The southwest monsoon is a determinant of India’s overall prosperity, and sustained efforts
to make the best use of rainfall are absolutely important for farms, cities and industry.
- There has been a 52% decline in groundwater levels. State governments should have pursued the setting up of new recharging wells and made improvements to existing ones on a war footing.
- There is a lag in building structures to harvest surface water and helping farmers raise the efficiency of irrigation.
- India needs to clean up its act on rising industrial emissions, and burning of fossil fuels and biomass in order to improve the stability of the monsoon.
NITI Aayog says that freshwater availability for households, account for 4% of available supplies, besides 12% used by industry.
Urbanisation trends and the severe water stress that residents experience underscore the need for mandatory rainwater harvesting policies and augmented efforts by States to preserve surface water by building new reservoirs.
- Monsoon is the lifeline of Indian economy as 2/3rd of it depends on farm income and rain is the only source of irrigation for over 40% of the country’s cropped area.
- Over 70% of India’s annual rainfall occurs in July-September monsoon season.
- A good monsoon increases crop productivity, raises farm income and drives the economy while, a weak monsoon inflates food prices and harms the economy.
- Monsoon refers to the seasonal reversing wind accompanied by precipitation.
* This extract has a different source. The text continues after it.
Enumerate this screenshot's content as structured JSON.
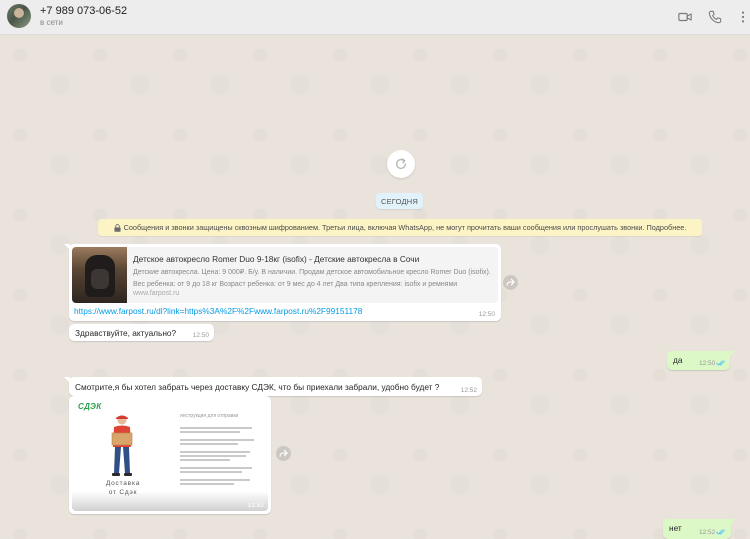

- It occurs due to a difference in temperature between the landmass and the ocean. Major monsoon of the world are West African and Asian-Australian monsoons.
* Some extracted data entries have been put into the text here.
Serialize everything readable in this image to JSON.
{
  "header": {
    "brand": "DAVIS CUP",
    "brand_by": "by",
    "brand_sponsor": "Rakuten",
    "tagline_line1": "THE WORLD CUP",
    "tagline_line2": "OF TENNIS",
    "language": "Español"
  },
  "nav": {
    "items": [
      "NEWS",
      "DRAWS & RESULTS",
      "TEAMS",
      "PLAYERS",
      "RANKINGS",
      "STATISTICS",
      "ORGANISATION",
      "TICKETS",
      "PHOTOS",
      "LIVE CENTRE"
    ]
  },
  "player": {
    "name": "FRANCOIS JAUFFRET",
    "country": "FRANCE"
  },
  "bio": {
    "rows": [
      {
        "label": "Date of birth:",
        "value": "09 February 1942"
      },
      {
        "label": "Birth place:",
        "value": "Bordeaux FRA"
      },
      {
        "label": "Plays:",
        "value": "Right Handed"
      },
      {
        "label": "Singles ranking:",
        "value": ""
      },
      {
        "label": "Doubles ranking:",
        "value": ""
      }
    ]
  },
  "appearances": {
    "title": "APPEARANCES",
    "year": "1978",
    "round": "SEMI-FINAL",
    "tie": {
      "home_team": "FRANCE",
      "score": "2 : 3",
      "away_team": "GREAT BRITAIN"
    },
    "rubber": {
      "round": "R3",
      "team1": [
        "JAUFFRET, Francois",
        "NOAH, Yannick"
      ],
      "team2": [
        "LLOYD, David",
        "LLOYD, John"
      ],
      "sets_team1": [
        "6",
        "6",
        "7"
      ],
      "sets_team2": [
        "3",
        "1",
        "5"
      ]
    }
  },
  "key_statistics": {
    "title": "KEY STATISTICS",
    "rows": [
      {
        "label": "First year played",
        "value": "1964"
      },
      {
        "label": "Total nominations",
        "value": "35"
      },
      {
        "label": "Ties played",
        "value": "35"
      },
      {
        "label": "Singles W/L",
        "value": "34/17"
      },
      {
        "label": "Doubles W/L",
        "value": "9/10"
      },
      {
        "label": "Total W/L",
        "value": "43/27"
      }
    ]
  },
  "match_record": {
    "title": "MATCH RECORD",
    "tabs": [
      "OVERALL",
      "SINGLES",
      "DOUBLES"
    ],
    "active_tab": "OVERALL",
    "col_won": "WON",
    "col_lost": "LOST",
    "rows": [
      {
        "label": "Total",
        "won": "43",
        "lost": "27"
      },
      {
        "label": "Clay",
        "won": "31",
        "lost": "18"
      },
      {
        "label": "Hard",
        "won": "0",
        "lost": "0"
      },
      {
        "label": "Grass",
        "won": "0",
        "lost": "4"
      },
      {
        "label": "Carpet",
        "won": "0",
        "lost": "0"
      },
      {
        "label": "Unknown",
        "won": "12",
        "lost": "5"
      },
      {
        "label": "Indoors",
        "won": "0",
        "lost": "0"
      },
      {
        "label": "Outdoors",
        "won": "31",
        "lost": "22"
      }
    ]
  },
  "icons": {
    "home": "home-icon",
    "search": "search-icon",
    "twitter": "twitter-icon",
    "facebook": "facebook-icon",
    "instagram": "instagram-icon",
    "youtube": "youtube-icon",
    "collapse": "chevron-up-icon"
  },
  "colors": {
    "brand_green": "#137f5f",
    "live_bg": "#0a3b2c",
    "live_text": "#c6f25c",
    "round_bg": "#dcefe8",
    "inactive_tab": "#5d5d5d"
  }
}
- Southwest monsoon accounts for over 80% of rainfall in India. Monsoon impacts Indian economy- agriculture, industry and society as a whole. It brings respite from heat and transforms large part of semi-desert areas into green land.
- Crops specially like cotton, rice, oilseeds, and coarse grains depends heavily on rains.
- Monsoons are often associated with conditions like ‘El Nino’ (Spanish for ‘Little Boy’) that occurs every 2 to 7 years and La Nina. It is caused by unusual warming in Eastern tropical Pacific Ocean and reversal of prevailing winds in the region. El Nino can trigger above average rains in northern Peru & draught in Southeast Asia, Australia and India.
Southwest monsoon/ Indian monsoon:
- Indian subcontinent has a large heated landmass during the summer months (April to September), and a cooler water mass in the form of Indian Ocean.
- This causes a temperature difference, which creates a pressure gradient and drives moisture laden winds over Indian subcontinent. Impact of this monsoon is felt in India, Sri Lanka, Bangladesh and Myanmar and as far north as in China’s Xinjiang.
- It has two branches:
The Arabian Sea branch:
- It first hits the Western Ghats and Kerala gets the first rain in India. It causes rain in the coastal areas of Konkan and Goa
As it moves northwards, but eastern part of the Western Ghats do not receive much precipitation.
The Bay of Bengal Branch:
- It picks up moisture-laden winds from Bay of Bengal and moves towards North-East India and Bengal. The Himalayas act as a barrier for them and thus, rain occurs in Indo- Gangetic plains, Meghalaya, etc.
Northeast monsoon/ Retreating monsoon:
- The cycle is reversed during colder months (October to April). Wind blows from cooler landmass (Himalayas and Indo-Gangetic plain) towards Indian ocean (south of Deccan). This causes precipitation over the oceans and in regions like Tamil Nadu.